According to Michèle Rakotoson, a heavy weight hangs over this part of Malagasy history. ” It’s a trauma and like all traumas, we don’t talk about it, explains the novelist. There is a denial of the story and the denial he is one of those who have been invaded. In fact, at the moment there are a lot of invasions. It’s always kind of the same process. First we break people, then we arrive. And then, we continue to demolish them by saying that they were savages. I chose Madagascar because it was an old wound at home that I had to heal. We won’t get out of this until we understand what happened. Let’s stop being in the posture of the little savage victim. Nope ! We were defeated in war. »
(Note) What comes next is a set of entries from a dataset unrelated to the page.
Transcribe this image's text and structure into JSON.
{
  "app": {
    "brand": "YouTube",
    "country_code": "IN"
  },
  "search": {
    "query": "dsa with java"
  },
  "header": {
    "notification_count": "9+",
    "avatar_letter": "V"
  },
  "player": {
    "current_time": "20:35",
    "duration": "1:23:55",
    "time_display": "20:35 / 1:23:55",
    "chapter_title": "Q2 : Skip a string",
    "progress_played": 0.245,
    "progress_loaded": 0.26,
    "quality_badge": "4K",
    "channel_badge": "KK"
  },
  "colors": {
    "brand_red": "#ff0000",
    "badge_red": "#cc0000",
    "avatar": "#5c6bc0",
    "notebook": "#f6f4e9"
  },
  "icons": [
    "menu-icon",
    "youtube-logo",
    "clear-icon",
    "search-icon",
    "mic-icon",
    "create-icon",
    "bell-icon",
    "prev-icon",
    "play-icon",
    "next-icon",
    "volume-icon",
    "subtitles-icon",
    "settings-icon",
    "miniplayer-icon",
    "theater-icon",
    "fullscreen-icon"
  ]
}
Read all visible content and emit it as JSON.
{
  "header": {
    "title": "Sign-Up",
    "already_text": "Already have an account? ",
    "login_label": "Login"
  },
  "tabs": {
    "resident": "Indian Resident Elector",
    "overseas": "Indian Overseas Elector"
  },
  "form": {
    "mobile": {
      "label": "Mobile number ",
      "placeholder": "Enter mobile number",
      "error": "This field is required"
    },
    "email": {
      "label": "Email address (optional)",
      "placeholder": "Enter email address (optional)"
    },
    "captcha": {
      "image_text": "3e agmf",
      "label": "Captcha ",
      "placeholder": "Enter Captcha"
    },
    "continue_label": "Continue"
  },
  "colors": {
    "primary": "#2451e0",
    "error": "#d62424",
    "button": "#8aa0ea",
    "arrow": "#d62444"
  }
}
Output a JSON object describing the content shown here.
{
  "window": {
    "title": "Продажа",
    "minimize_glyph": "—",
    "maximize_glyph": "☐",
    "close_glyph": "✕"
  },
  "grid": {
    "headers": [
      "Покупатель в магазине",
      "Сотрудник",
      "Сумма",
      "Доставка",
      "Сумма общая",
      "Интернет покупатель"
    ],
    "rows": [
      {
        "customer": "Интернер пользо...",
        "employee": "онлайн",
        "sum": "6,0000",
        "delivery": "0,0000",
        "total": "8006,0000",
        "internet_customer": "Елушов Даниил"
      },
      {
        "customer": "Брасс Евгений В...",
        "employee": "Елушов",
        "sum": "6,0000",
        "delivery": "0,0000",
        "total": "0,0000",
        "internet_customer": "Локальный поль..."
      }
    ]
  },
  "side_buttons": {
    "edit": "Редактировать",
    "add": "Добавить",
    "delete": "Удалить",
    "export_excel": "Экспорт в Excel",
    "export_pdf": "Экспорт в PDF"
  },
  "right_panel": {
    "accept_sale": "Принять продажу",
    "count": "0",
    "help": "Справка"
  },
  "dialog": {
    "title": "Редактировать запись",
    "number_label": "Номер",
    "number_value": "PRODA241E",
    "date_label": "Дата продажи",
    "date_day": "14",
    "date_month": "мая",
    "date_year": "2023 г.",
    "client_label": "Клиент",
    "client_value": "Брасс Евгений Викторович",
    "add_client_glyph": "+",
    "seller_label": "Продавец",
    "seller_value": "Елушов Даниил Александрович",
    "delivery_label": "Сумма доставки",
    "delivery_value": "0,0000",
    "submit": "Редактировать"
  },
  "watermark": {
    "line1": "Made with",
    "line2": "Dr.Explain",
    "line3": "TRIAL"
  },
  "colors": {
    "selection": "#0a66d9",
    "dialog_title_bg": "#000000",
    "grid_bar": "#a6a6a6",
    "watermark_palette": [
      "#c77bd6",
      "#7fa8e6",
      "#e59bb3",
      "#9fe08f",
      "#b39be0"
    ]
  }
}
The story of the invasion and conquest of the Red Island is told in Ambatomanga through the points of view of the slave Tovoa and a young officer of the French contingent, Frédéric Le Guen. The latter had long trusted the military strategists of Paris and their discourse on the civilizing mission which founded the colonial enterprise. However, faced with the horrors of war, the lieutenant’s illusions fade, allowing him to become aware of the hypocrisy and cruelty behind the grand speeches. As for the slave Tovoa who knows Malagasy society from the inside, he recounts its violence, its corruption, its internal rivalries which are, according to him, the causes of the dislocation of his country, in the same way as ” the White, his weapons, his power “.
Far from being a simple trial of the West, Ambatomanga is the novel of a historian. In these glaring pages of truth and fiction, Michèle Rakotoson not only puts the trial of colonization, but also succeeds in making heard with brilliance ” silence and pain » men and women victims of history on both sides of the colonial fault line.
Ambatomanga, silence and pain by Michele Rakotoson. Editions Atelier des nomades, 2021, 268 pages, 18 euros.